Extracting SDI Records
use idb::innodb::tablespace::Tablespace;
use idb::innodb::sdi;
let mut ts = Tablespace::open("users.ibd").unwrap();
let sdi_pages = sdi::find_sdi_pages(&mut ts).unwrap();
let records = sdi::extract_sdi_from_pages(&mut ts, &sdi_pages).unwrap();
for rec in &records {
println!("Type: {} ({})", rec.sdi_type, sdi::sdi_type_name(rec.sdi_type));
println!("Object ID: {}", rec.sdi_id);
println!("Compressed: {} bytes -> {} bytes uncompressed",
rec.compressed_len, rec.uncompressed_len);
// rec.data contains the decompressed JSON string
println!("Data (first 200 chars): {}", &rec.data[..rec.data.len().min(200)]);
println!("---");
}
Function Signature
pub fn extract_sdi_from_pages(
ts: &mut Tablespace,
sdi_pages: &[u64],
) -> Result<Vec<SdiRecord>, IdbError>
The function:
- Reads each SDI page and verifies it has page type SDI (17853)
- Parses the INDEX page header to confirm it is a leaf page with records
- Walks compact-format records on the page
- For each ordinary record, extracts the SDI header fields (type, ID, lengths)
- If compressed data fits within the page, decompresses it directly
- If compressed data spans multiple pages, follows the next-page chain to collect all compressed bytes before decompression
SdiRecord
| Field | Type | Description |
|---|---|---|
sdi_type | u32 | SDI type: 1 = Table, 2 = Tablespace |
sdi_id | u64 | SDI object ID |
uncompressed_len | u32 | Expected uncompressed data length in bytes |
compressed_len | u32 | Compressed data length in bytes |
data | String | Decompressed JSON string containing the dictionary definition |
SDI Type Names
use idb::innodb::sdi;
assert_eq!(sdi::sdi_type_name(1), "Table");
assert_eq!(sdi::sdi_type_name(2), "Tablespace");
assert_eq!(sdi::sdi_type_name(99), "Unknown");
Checking Individual Pages
use idb::innodb::sdi;
let page_data = vec![0u8; 16384];
// Check if a page buffer is an SDI page
if sdi::is_sdi_page(&page_data) {
// Extract records from a single page (no multi-page reassembly)

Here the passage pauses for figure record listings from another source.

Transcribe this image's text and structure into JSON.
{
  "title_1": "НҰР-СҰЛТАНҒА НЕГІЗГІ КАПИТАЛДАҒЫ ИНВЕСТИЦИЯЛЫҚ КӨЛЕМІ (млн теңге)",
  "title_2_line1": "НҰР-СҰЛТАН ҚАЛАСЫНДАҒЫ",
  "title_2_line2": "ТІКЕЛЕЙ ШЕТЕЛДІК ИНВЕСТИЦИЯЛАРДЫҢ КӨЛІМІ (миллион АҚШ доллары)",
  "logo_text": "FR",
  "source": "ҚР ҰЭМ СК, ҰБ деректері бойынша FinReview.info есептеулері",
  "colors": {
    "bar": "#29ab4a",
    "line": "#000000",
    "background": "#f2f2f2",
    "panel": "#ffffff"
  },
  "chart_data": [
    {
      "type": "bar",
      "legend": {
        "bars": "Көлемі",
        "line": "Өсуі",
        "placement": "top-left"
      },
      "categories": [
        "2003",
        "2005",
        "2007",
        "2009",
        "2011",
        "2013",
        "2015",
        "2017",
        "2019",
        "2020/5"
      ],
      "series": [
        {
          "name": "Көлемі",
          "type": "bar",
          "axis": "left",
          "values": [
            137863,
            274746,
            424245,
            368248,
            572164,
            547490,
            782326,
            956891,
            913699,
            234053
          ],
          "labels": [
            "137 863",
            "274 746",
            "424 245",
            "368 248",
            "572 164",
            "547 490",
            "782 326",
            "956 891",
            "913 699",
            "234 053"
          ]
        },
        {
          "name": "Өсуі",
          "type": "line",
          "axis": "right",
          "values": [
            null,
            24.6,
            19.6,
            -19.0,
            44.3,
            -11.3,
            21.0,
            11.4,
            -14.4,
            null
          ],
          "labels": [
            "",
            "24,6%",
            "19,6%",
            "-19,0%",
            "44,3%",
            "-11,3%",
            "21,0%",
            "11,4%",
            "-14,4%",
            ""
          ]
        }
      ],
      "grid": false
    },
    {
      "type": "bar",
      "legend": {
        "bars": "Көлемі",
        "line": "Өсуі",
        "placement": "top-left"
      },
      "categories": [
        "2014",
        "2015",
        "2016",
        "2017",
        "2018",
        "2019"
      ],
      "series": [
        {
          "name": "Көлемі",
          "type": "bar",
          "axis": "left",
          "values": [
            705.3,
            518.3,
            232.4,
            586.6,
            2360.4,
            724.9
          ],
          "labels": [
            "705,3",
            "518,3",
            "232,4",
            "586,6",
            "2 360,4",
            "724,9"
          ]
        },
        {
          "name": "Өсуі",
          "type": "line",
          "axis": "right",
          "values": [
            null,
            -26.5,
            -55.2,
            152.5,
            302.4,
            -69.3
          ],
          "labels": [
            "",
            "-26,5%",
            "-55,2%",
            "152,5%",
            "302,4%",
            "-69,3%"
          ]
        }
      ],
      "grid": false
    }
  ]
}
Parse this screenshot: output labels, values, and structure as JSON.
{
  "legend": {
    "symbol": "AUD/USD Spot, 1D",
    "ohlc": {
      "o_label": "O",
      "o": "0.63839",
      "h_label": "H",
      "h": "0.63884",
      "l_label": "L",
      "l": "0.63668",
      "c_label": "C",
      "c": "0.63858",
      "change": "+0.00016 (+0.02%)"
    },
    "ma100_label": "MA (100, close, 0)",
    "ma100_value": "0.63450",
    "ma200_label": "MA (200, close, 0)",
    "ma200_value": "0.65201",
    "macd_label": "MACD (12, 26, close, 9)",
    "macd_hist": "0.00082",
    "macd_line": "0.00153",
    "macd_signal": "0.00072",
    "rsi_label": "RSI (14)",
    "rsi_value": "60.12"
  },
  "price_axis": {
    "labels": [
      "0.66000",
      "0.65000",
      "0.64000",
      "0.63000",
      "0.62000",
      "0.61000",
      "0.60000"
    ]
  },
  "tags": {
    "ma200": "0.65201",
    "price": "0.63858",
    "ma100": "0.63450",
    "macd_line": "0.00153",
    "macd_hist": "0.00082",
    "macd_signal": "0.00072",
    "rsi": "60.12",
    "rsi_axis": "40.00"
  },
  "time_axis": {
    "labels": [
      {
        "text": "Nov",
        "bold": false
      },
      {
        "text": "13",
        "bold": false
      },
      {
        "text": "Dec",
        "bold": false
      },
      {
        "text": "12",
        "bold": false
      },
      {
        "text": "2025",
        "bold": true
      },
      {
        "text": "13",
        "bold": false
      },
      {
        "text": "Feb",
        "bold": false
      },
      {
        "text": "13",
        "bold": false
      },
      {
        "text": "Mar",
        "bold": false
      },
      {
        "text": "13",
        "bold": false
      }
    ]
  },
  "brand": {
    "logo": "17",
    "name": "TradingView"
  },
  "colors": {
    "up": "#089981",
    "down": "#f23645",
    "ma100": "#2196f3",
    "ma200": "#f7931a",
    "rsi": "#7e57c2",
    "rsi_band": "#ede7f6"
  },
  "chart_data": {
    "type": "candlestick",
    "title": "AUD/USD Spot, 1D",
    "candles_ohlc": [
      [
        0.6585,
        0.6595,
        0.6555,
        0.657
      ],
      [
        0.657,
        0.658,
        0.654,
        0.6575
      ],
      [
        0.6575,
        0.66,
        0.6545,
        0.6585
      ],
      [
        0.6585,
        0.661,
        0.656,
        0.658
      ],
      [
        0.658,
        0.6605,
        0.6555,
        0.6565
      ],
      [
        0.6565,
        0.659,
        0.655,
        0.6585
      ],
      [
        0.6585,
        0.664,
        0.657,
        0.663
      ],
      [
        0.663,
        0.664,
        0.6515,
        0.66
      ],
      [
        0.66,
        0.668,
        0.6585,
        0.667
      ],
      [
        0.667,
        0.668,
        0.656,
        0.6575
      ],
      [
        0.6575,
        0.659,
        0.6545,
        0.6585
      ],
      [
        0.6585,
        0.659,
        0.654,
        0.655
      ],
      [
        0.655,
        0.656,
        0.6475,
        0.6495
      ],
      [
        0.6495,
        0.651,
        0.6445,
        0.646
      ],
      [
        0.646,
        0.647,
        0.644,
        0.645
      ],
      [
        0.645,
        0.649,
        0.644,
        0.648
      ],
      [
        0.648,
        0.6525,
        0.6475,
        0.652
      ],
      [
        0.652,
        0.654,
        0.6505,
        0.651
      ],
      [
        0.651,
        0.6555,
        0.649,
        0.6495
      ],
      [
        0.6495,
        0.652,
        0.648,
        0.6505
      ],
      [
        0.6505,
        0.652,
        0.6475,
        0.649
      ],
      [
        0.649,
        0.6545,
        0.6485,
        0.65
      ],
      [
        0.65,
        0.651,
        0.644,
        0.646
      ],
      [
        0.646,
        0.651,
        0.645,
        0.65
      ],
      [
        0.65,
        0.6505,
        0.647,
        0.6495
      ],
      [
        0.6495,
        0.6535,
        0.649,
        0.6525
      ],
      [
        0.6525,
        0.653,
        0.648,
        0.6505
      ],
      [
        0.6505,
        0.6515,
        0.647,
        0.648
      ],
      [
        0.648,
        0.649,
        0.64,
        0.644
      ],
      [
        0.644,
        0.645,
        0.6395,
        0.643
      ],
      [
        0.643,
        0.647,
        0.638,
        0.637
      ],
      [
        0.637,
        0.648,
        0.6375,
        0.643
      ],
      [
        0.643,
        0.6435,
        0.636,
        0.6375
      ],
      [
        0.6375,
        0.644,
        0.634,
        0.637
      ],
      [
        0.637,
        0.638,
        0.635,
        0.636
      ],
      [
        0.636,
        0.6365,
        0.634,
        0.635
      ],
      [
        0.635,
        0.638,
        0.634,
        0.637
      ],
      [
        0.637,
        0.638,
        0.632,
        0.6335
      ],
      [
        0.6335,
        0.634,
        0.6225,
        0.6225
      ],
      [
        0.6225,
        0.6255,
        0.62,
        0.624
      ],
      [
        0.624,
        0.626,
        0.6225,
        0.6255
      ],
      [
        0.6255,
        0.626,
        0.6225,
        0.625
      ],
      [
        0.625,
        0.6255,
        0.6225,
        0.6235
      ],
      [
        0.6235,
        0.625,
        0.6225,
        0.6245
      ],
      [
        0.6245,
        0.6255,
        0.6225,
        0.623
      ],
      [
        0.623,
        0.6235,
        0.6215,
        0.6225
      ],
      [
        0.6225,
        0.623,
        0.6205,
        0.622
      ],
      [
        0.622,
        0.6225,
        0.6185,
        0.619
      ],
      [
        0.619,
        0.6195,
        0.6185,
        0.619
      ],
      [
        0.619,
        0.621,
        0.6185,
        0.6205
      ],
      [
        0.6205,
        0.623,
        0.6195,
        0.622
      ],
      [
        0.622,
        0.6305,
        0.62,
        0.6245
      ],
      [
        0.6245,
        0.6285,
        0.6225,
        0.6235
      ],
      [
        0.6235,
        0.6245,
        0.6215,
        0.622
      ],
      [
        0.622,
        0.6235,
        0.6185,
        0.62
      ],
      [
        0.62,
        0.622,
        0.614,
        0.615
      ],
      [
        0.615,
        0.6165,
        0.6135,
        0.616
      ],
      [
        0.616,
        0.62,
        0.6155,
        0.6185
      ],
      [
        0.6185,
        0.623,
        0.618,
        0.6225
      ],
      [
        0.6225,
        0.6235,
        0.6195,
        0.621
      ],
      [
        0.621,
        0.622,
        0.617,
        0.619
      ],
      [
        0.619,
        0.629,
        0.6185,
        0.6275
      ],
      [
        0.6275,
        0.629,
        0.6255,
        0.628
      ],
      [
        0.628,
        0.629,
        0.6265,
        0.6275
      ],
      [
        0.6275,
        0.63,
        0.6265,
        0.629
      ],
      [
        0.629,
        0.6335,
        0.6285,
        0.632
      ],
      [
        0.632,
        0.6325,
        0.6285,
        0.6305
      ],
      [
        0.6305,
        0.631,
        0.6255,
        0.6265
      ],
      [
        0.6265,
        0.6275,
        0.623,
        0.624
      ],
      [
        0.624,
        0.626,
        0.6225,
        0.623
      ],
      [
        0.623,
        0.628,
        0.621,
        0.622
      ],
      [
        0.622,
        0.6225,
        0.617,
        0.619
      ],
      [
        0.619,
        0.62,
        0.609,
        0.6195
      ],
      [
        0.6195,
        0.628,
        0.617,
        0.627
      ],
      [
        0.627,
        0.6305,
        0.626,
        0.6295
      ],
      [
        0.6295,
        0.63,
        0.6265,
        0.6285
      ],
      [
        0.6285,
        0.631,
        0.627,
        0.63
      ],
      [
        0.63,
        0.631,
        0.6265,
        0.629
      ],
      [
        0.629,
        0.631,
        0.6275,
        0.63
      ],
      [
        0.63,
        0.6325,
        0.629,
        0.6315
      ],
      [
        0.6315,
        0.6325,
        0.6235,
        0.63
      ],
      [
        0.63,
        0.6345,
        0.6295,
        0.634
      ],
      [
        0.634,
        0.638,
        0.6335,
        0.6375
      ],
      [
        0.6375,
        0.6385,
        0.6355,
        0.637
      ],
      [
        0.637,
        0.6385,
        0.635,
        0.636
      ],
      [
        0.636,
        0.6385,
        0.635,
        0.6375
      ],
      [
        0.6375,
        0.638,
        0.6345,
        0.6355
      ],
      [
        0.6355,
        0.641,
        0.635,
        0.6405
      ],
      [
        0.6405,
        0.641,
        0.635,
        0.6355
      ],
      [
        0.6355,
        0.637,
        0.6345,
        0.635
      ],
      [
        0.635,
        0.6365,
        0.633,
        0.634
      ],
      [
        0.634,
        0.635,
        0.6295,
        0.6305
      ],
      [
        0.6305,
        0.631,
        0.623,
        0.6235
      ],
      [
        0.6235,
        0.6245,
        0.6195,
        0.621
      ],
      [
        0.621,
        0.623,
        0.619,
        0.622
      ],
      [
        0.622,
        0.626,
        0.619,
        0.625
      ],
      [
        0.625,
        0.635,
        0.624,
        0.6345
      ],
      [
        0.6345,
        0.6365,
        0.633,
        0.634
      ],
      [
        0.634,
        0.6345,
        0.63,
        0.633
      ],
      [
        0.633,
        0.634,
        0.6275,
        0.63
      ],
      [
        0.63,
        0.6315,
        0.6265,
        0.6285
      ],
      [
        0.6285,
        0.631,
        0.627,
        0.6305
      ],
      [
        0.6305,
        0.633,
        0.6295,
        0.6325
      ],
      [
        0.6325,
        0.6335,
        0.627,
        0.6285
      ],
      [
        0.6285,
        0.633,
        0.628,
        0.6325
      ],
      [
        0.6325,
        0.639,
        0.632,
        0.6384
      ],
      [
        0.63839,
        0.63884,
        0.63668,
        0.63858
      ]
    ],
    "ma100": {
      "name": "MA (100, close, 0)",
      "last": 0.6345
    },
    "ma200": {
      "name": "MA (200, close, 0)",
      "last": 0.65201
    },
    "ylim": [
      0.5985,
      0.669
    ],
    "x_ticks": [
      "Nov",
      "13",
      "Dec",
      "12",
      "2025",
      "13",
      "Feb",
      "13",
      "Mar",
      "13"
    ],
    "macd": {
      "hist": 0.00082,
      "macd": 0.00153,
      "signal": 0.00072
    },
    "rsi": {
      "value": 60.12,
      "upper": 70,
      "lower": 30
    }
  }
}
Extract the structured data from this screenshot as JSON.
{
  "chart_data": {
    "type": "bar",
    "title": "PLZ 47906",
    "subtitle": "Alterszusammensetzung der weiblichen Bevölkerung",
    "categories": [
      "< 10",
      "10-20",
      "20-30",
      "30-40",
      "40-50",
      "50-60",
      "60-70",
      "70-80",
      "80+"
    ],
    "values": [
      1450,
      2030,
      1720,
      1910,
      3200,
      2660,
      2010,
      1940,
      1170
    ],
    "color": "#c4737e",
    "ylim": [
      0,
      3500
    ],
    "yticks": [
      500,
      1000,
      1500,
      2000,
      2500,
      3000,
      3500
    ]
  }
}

if let Some(records) = sdi::extract_sdi_from_page(&page_data) {
println!("Found {} SDI records on this page", records.len());
}
}
extract_sdi_from_page works on a single page buffer without requiring a Tablespace handle. It does not follow page chains, so records spanning multiple pages may have truncated or incomplete data. Use extract_sdi_from_pages with a Tablespace for full multi-page reassembly.
Reading the SDI Root Page
For advanced use, you can read the SDI root page number directly from page 0:
use idb::innodb::tablespace::Tablespace;
use idb::innodb::sdi;
let mut ts = Tablespace::open("users.ibd").unwrap();
let page0 = ts.read_page(0).unwrap();
if let Some(root_page) = sdi::read_sdi_root_page(&page0, ts.page_size(), ts.page_count()) {
println!("SDI root page: {}", root_page);
}
This returns None if the SDI version marker is not found, the version is not 1, or the root page number is out of range.
Limitations
- SDI is a MySQL 8.0+ feature. MariaDB tablespaces do not contain SDI pages.
- Pre-MySQL 8.0 tablespaces will return an empty list from
find_sdi_pages. - The SDI JSON schema is defined by MySQL's data dictionary and varies between MySQL versions.